3.0.10 failing terminology extraction
dcram opened this issue · 4 comments
Hi @dcram,
It seems that the latest version 3.0.10 has a different interface and options even from the ones in the documentation page of the GUI version.
I am trying to do bilingual alignment, but I don't see any results under 'Alignment Results' tab.
I also don't have '“Build context for SWT terms only” option for example and the user interface at http://termsuite.github.io/documentation/gui/#running-alignment is different from the current version. Please see screen shot.
Any idea how can I do bilingual alignment the right way?
Thanks,
MZ
If I select the options available in the pipeline and try to do Align, I get this error:
Corpus IndexedCorpus[tetxt-en......] are not contextualized.

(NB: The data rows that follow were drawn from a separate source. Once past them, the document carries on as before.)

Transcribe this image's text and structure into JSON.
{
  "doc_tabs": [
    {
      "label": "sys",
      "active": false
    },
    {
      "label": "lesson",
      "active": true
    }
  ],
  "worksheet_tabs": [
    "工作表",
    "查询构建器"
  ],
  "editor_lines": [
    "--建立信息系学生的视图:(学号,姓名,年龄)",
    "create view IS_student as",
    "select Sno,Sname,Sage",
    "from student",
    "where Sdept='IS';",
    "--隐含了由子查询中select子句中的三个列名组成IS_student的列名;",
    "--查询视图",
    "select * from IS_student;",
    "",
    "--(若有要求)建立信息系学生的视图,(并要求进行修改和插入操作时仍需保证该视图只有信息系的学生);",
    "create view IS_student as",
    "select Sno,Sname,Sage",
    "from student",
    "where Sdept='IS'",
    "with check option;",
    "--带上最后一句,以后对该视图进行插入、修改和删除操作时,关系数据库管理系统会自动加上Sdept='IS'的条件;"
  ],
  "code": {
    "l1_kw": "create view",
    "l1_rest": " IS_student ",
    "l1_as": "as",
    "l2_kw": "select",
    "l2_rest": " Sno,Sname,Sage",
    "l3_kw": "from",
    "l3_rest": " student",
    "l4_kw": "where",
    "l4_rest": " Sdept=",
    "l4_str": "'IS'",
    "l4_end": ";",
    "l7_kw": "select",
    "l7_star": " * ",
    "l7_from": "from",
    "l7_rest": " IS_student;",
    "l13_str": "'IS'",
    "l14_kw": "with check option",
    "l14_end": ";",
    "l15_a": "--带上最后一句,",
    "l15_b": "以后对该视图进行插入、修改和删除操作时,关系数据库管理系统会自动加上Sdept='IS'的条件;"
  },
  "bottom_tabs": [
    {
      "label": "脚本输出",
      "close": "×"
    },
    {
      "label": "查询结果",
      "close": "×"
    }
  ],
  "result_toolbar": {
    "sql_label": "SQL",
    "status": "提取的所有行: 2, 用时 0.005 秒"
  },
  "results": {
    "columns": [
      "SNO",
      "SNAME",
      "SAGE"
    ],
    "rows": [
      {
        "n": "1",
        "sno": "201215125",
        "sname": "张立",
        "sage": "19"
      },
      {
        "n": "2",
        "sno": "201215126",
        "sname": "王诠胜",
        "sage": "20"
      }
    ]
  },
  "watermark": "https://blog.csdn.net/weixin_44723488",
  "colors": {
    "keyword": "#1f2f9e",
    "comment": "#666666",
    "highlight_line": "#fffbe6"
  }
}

I think this is caused by the absence of SWT option in this version.
I see this piece of code in src/main/java/fr/univnantes/termsuite/api/BilingualAligner.java
82 | Preconditions.checkArgument(!contextualizedSwts.isEmpty(),
--
83 | "Corpus %s are not contextualized",
Hi @mzeidhassan
In theory, you should not be able to run an alignment when requirements are not met.
Requirements are:
- a source terminology extracted with term contexts,
- a target terminology extracted with term contexts,
- a bilingual source-to-target dictionary.
Your configuration parameters for terminology extraction (items 1 and 2) look good. I would suspect either an empty terminology, or a non-empty terminology with no extracted contexts...
Are you sure you can see multiple extracted terms in both your source and target terminologies ?
Hi @dcram
I am simply using the 'wind energy' dataset. I have dictionaries storied in 'dicos' directory. The dictionaries are tab-delimited text files like 'en-fr.txt. The file format is as follows:
en fr
agreement accord
between entre
the la
community communauté
economic économique
Attached is a screen shot to show you what I am seeing. Do you see anything wrong?
Thanks again for your support!
Kind regards,
Mohamed